8. My Symptoms

7 2 0
                                    

Rain

'It hurts like hell,' hatiku menjerit.

Andai bisa memutar waktu, aku akan memilih untuk tidak tahu. Aya pernah punya hubungan istimewa dengan Adam yang aku tahu secara tidak sengaja. Kenyataan itu juga yang mendorongku mencari jawaban dari rasa ingin tahuku yang salah. Meski Paul tidak menjawab, tapi hal yang ingin aku dengar bisa terbaca dari raut wajahnya.

Aya adalah salah satu dari tiga orang yang Adam pernah sebutkan. Membayangkan tubuh Adam ada di atas Aya, terlalu pedih untuk dipahami. Aku berusaha berdamai dengan emosiku, mencoba menerima masa lalu itu karna Adam lebih penting. Jalan pikirku kacau, ditambah tingkah Ray yang membuatku membencinya, meski tidak sebesar aku menyayanginya. Dia yang tanpa belas kasihan telah memukuli Adam, membuat batasan dengan orang yang sedang aku rindukan saat ini.

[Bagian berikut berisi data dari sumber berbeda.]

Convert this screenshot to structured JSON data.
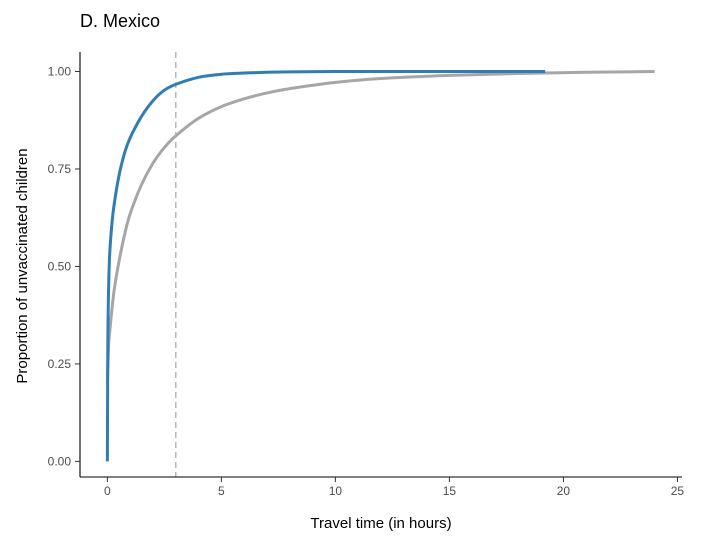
{
  "chart_data": {
    "type": "line",
    "title": "D. Mexico",
    "xlabel": "Travel time (in hours)",
    "ylabel": "Proportion of unvaccinated children",
    "xlim": [
      -1.2,
      25.2
    ],
    "ylim": [
      -0.04,
      1.05
    ],
    "x_ticks": [
      0,
      5,
      10,
      15,
      20,
      25
    ],
    "x_tick_labels": [
      "0",
      "5",
      "10",
      "15",
      "20",
      "25"
    ],
    "y_ticks": [
      0,
      0.25,
      0.5,
      0.75,
      1
    ],
    "y_tick_labels": [
      "0.00",
      "0.25",
      "0.50",
      "0.75",
      "1.00"
    ],
    "grid": false,
    "legend": "none",
    "reference_line": {
      "x": 3,
      "style": "dashed",
      "color": "#b3b3b3"
    },
    "series": [
      {
        "color": "#2f7db3",
        "x": [
          0,
          0.02,
          0.05,
          0.1,
          0.2,
          0.3,
          0.5,
          0.75,
          1,
          1.5,
          2,
          2.5,
          3,
          4,
          5,
          6,
          7,
          8,
          10,
          12,
          15,
          19.2
        ],
        "values": [
          0,
          0.3,
          0.43,
          0.53,
          0.61,
          0.66,
          0.73,
          0.79,
          0.83,
          0.885,
          0.925,
          0.952,
          0.967,
          0.985,
          0.993,
          0.996,
          0.998,
          0.999,
          1.0,
          1.0,
          1.0,
          1.0
        ]
      },
      {
        "color": "#a6a6a6",
        "x": [
          0,
          0.05,
          0.1,
          0.2,
          0.3,
          0.5,
          0.75,
          1,
          1.5,
          2,
          2.5,
          3,
          4,
          5,
          6,
          7,
          8,
          10,
          12,
          15,
          18,
          21,
          24
        ],
        "values": [
          0.2,
          0.29,
          0.33,
          0.39,
          0.44,
          0.51,
          0.58,
          0.635,
          0.71,
          0.765,
          0.805,
          0.835,
          0.88,
          0.91,
          0.93,
          0.945,
          0.956,
          0.972,
          0.982,
          0.99,
          0.995,
          0.998,
          1.0
        ]
      }
    ]
  }
}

Nafas panjang keluar dari mulutku berulang kali,

"Sam, kenapa bisa punya sahabat kayak Ray?"

"Karna dia Ray," Jawaban Sam begitu ambigu,

"Yang kaku banget orangnya," cetusku memperjelas,

"Gue lagi nggak suka sama dua orang yang menempatkan lo pada pilihan yang gue sendiri bakalan bingung jika harus memilih," aku sependapat,

"Pacar lo juga sama begonya, udah tahu Ray kayak gitu masih dipancing lagi emosinya."

"Menurutku apa yang dia lakuin itu keren."

"Oh my God, lo sama otak remaja elo, Ra." Aku tidak merasa mengatakan sesuatu yang salah,

"Pernah membayangkan diri lo sendiri ada di posisi Ray?"

Mendengar Sam, aku mulai paham sama jalan pikirnya.

"Oh., Sam please," aku semakin tidak bisa bergerak kemanapun. Semua dinding yang ingin aku lewati terlalu tinggi, I'm stuck. Aku takut jika salah mengambil keputusan, hanya akan menyakiti salah satu dari mereka.

"Aku butuh jawaban Sam, jalanku semakin gelap." Sam mengarahkan daguku untuk fokus pada matanya,

"Sabar Ra, nggak semua pertanyaan bisa segera lo jawab. Ada kalanya lo harus menanti jawabannya." Sam menghembuskan nafasnya kasar

"Terima Rain, karna semua nggak akan berjalan sesuai keinginan lo, bersabar waktu lo ngerasain gimana hidup ini kasih rasa sakit, berjalanlah terus karna hal yang buruk dan baik datang bergantian, things will get better for you. Kalau belum membaik berarti itu bukan akhir dari masalah lo," Tambahnya.
Dia berhasil menenangkan hatiku yang bercampur aduk.

"Gue yakin lo bisa. Sampai sekarang lo udah melewati bermacam hal yang nggak banyak orang mampu buat lakuin, jadi pertahankan gelar lo jadi orang kuat." Aku tersenyum mendengarnya,

"Thanks Sam, kamu memang paling bisa memahamiku." Perkataan dari Sam membuatku bersemangat,

"Ayo lari lagi," Aku beranjak bangun, menendang pelan kakinya

"Tenaga lo banyak juga." Keluh Sam, belum mau beranjak dari bangku taman.

"Siapa yang bilang kalau aku harus banyak olahraga, buat menjernihkan pikiran yang menurutku nggak ada hubungannya."

"Ada Ra, kalau tubuh lo bugar bakalan berpengaruh baik buat jiwa lo."

"Sam, yang bermasalah itu otak aku, bukan fisikku."

"No, you're not." Sam beranjak, bukan untuk meneruskan lari, cuma untuk memberiku kecupan di pipi.

Aku tersentak mendengar sesuatu,

"Kamu dengar suara itu Sam?"

"Apa Ra, gue nggak dengar apapun."

Aneh jika hanya aku yang mendengar suara barusan dengan sangat jelas.